Race and voting once again appeared to badly divide the U.S. Supreme Court as it struggled on Wednesday over what to do with an Alabama legislative redistricting plan challenged as an unconstitutional racial gerrymander. The justices heard expanded arguments in two consolidated cases in which the Alabama Legislative Black Caucus and the Alabama Democratic Conference contend that the Republican-led Legislature packed black voters into districts in which minority voters already comprised a majority to make other districts more white and Republican. Under Supreme Court voting rights decisions, state lawmakers cross a constitutional line if race is the predominant motive in their redistricting plans. And the Voting Rights Act of 1965 — before a high court ruling last year — prohibited so-called covered states, including Alabama, from drawing plans that impede minority voters’ ability to elect candidates of their choice. The combination of both directives, Chief Justice John Roberts Jr. said, requires legislatures to “hit the sweet spot” between using some race in redistricting but not too much. Some justices appeared sympathetic to Alabama’s argument that it was attempting to comply with the Voting Rights Act and other requirements for drawing constitutional lines. Others said the number of black voters shifted into majority-black districts told a very different story. And some suggested the case ought to be sent back to the district court to determine the motive behind each legislative district.
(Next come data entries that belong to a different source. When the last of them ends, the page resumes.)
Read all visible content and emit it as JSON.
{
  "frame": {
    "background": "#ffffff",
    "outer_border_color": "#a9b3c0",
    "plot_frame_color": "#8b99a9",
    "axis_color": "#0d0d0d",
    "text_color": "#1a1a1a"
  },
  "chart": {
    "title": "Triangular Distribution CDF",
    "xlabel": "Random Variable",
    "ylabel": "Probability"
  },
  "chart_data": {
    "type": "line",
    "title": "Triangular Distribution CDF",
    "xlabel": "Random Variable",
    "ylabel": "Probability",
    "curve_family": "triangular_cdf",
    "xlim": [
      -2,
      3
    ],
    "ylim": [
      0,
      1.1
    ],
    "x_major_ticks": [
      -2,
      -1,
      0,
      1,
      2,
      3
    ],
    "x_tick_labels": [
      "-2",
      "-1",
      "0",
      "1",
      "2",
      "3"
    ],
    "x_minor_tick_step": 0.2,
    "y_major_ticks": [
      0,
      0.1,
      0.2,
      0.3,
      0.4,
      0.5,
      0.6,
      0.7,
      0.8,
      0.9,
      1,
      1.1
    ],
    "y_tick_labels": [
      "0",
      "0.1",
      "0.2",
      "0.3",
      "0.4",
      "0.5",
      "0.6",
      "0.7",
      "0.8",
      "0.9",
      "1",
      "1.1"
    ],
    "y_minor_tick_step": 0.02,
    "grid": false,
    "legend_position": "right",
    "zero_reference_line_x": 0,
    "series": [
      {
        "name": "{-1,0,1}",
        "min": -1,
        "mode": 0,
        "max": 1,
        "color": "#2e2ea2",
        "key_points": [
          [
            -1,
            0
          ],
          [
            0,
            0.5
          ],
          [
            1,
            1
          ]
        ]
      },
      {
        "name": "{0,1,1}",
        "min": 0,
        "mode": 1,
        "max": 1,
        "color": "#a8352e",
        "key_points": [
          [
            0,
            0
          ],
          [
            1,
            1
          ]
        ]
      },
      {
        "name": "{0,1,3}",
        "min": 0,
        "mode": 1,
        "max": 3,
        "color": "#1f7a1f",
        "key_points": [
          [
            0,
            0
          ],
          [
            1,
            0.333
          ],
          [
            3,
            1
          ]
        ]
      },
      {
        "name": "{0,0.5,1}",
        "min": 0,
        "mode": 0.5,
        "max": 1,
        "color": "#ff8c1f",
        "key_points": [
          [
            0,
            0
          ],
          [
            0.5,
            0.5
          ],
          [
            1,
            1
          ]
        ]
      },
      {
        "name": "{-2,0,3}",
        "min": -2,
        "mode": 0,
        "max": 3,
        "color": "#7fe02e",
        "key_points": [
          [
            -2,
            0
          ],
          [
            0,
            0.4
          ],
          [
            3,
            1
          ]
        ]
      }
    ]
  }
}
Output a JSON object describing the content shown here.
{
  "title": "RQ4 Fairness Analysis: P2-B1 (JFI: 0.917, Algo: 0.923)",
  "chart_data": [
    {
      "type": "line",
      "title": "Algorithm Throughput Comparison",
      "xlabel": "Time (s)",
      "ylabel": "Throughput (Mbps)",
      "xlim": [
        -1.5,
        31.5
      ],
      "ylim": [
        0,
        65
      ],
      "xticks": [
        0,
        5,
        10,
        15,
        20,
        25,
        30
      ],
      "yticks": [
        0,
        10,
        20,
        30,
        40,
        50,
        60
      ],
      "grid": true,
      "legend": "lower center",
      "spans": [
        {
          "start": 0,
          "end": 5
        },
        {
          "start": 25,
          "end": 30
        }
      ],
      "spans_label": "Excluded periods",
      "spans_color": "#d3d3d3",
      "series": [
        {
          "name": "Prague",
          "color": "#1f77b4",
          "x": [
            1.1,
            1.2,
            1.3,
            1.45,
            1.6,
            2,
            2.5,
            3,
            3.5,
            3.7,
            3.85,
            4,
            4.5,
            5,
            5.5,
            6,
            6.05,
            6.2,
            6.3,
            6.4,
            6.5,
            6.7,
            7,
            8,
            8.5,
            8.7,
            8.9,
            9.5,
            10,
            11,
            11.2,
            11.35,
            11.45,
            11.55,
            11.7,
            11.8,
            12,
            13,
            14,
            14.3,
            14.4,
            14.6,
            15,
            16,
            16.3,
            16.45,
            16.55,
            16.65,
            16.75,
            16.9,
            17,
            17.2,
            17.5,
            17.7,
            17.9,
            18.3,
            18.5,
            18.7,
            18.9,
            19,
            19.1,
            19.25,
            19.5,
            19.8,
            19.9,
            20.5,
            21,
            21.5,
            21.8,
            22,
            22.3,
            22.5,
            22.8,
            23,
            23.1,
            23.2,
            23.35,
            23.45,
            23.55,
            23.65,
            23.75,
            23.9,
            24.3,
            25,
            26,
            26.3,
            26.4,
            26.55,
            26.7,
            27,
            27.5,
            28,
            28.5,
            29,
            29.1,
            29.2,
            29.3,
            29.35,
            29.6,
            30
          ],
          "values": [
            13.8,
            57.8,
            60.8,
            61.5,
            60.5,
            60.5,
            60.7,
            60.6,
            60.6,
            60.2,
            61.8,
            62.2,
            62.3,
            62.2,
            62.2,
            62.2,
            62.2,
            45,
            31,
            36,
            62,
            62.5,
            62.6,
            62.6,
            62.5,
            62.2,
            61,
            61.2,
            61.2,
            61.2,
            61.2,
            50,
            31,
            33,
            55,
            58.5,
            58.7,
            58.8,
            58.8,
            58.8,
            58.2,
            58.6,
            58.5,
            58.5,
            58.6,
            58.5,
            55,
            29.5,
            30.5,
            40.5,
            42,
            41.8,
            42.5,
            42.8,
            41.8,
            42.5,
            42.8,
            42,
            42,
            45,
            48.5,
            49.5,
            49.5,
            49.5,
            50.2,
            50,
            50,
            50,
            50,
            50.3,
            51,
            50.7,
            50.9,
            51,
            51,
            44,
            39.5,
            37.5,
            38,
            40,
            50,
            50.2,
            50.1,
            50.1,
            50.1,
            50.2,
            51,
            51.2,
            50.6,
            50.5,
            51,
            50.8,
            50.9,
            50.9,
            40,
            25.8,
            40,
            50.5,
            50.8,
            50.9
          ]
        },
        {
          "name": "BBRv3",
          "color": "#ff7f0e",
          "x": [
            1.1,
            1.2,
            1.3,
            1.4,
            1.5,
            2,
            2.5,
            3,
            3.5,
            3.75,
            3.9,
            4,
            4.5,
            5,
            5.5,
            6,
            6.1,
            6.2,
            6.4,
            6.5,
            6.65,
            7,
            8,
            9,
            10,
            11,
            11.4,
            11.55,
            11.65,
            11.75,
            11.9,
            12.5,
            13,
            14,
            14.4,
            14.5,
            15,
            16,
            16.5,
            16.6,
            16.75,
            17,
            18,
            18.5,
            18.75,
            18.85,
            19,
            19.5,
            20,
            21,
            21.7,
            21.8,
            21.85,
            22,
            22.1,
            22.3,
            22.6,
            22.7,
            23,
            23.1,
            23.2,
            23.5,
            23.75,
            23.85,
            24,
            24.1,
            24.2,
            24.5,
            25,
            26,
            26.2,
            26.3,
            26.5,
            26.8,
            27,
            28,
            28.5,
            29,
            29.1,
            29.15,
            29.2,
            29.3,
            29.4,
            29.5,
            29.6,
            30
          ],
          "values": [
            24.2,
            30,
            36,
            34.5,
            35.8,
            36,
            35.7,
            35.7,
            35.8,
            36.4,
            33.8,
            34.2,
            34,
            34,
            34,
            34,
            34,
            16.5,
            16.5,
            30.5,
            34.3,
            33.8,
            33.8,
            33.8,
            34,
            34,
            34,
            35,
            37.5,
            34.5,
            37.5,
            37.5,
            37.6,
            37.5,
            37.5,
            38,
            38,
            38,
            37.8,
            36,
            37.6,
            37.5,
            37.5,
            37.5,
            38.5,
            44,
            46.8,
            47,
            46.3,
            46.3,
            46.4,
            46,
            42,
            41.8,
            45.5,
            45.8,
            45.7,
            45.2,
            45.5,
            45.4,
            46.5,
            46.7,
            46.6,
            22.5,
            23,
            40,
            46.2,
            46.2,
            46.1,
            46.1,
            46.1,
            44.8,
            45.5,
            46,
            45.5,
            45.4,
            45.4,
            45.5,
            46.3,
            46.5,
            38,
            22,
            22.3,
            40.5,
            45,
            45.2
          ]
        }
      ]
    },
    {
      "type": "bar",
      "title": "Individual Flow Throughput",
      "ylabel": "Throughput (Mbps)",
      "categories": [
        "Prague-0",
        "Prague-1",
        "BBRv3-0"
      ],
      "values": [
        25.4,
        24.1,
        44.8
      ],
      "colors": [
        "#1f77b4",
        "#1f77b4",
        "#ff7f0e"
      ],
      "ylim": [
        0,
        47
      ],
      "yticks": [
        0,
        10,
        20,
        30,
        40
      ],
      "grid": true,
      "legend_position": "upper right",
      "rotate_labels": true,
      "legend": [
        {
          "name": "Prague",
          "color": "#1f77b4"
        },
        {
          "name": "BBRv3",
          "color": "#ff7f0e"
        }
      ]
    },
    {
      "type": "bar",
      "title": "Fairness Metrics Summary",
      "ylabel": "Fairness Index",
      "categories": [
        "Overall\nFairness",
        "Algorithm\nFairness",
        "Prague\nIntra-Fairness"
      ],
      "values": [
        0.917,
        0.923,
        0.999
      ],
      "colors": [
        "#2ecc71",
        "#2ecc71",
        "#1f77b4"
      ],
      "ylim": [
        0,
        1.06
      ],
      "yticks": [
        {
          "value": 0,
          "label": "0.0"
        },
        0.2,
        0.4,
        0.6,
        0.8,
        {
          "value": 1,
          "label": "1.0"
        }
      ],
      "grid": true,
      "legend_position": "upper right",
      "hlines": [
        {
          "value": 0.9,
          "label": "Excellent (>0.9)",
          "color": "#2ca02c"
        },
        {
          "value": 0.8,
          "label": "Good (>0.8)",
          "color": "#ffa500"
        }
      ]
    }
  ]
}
A three-judge district court panel, in a 2-1 decision, upheld the Alabama plan after finding that the Legislature’s primary motive was not racial, but to keep population disparities among the districts within 2 percent. The panel majority also held that the Legislature was correct at the time in believing that Section 5 of the Voting Rights Act required it to maintain the same number of majority-black districts as in the last redistricting plan, and the relatively same percentage of black voters in those districts. (Section 5 is no longer operable following the Supreme Court’s 2013 decision in Shelby County, Ala. v. Holder, striking down the formula establishing which states must get voting changes approved by the Department of Justice or the federal court in Washington.)
Because some of the majority-black districts lost population between the 2000 and 2010 census, the legislators, to keep to their 2 percent population deviation rule, moved large numbers of black citizens into existing majority-black districts — about 120,000 into majority-black state House districts and 106,000 into majority-black Senate districts.